The Sunbury Research Centre -- also known as ICBT Sunbury—is a main research institute of BP in north-east Surrey.

It began in 1917 as the Sunbury Research Station. Research began with the employment of two chemists to look into the viscosity of fuel oil for the Navy in the First World War, and the production of toluene.

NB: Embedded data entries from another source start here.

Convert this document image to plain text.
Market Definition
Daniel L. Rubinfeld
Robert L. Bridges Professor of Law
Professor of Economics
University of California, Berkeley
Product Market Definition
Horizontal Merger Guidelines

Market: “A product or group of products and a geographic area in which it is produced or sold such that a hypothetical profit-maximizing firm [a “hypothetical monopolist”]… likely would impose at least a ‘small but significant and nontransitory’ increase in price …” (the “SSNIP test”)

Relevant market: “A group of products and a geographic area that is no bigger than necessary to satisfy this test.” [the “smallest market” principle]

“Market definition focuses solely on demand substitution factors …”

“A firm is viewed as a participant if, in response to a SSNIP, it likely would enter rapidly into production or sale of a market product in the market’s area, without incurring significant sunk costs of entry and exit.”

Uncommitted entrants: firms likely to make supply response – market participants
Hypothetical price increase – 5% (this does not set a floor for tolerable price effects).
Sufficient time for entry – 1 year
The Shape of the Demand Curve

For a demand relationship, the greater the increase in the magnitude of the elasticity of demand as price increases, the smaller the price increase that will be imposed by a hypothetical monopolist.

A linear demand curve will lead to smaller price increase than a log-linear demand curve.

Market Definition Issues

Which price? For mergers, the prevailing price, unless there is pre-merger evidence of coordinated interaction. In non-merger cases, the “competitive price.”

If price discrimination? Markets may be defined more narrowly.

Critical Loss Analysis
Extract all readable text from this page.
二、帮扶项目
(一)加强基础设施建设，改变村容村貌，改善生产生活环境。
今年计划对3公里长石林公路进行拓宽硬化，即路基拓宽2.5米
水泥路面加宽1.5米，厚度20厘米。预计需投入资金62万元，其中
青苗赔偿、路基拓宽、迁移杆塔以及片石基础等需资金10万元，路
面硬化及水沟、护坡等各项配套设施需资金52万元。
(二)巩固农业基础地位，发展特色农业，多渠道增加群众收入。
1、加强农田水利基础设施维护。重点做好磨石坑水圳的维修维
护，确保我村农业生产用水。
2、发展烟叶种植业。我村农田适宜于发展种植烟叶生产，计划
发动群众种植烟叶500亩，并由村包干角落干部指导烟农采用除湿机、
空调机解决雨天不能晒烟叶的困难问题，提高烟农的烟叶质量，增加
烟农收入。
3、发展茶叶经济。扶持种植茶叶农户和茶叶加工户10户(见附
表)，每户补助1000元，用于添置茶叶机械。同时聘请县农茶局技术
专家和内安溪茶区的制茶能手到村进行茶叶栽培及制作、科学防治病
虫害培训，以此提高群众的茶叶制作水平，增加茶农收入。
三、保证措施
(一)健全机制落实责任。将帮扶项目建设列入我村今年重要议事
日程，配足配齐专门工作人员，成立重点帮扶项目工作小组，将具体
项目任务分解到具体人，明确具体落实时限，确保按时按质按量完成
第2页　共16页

The two first organic chemists were Dr Albert Ernest Dunstan and Dr Ferdinand Bernard Thole, in the basement of a country house called 'Meadhurst', formerly the home of Sir George William Kekewich. Both of these chemists had together worked at East Ham Technical College. Albert received a PhD in Viscosity from UCL in October 1910, working under the Irish physicist Frederick Thomas Trouton FRS, and Scottish chemist Sir William Ramsay. Together they had written 'A Text Book of Practical Chemistry for Technical Institutes', published by Methuen in November 1911, and 'The Viscosity of Liquids', published by Longman Green in 1914. Thole was awarded the OBE in the 1960 Birthday Honours. Albert died aged 85 in 1963, having been Chief Chemist of BP for thirty years. His son, Bernard Dunstan, grew up in the 'Meadhurst' house, and died aged 97 in 2017; Bernard's wife Diana Armfield is 104. Albert's grandson is David Dunstan, Professor of Physics at Queen Mary University of London. In the 1950s, Dr Thole worked for the Ministry of Fuel and Power. Both left the technical college in September 1917.

In the 1920s research took place into cracking, at the plant at Uphall in Scotland (West Lothian). The first new building opened in July 1931. 76 staff were there in 1929, 99 in 1934 and 197 in 1939.

The first laboratory was demolished in July 1936. The main refinery of the company was at Abadan in Iran. Removing sulphur, from the refining process, was developed from the early 1930s, but this would additionally cause corrosion. Thermal cracking of refinery products would move to catalytic cracking methods from 1937, after work by Eugene Houdry in the US.

Leaded petrol was introduced as 'BP Plus' on 15 April 1931, taking the octane number from 66 to 74, becoming 'BP Ethyl' in August 1933. Aviation fuels were difficult to make, as a high octane number was required. By making di-isobutene, an 88-octane fuel could be made, with production at Abadan from 1937. By adding hydrogen under pressure, with a catalyst, it made the saturated iso-octane (2,2,4-Trimethylpentane), made at Abadan from 1938 for high-octane aviation fuel.

In July 1936, at the research centre's annual conference on chemistry, ways to make iso-octane were looked at, with a chemist Dr Thomas Tait accidentally inventing the alkylation process, via the addition of sulphuric acid in a pentane solvent, which was much quicker than hydrogenation over a catalyst.

This process is still an important part of aviation and automobile fuel refining. It was discovered that isobutane would react with the butenes present. It was largely an accidental discovery, but an important one. Sunbury patented the process in January 1938, and had built an experimental production facility by December 1936, being first made at Abadan from January 1939. The process was given the name 'alkylation' in December 1939.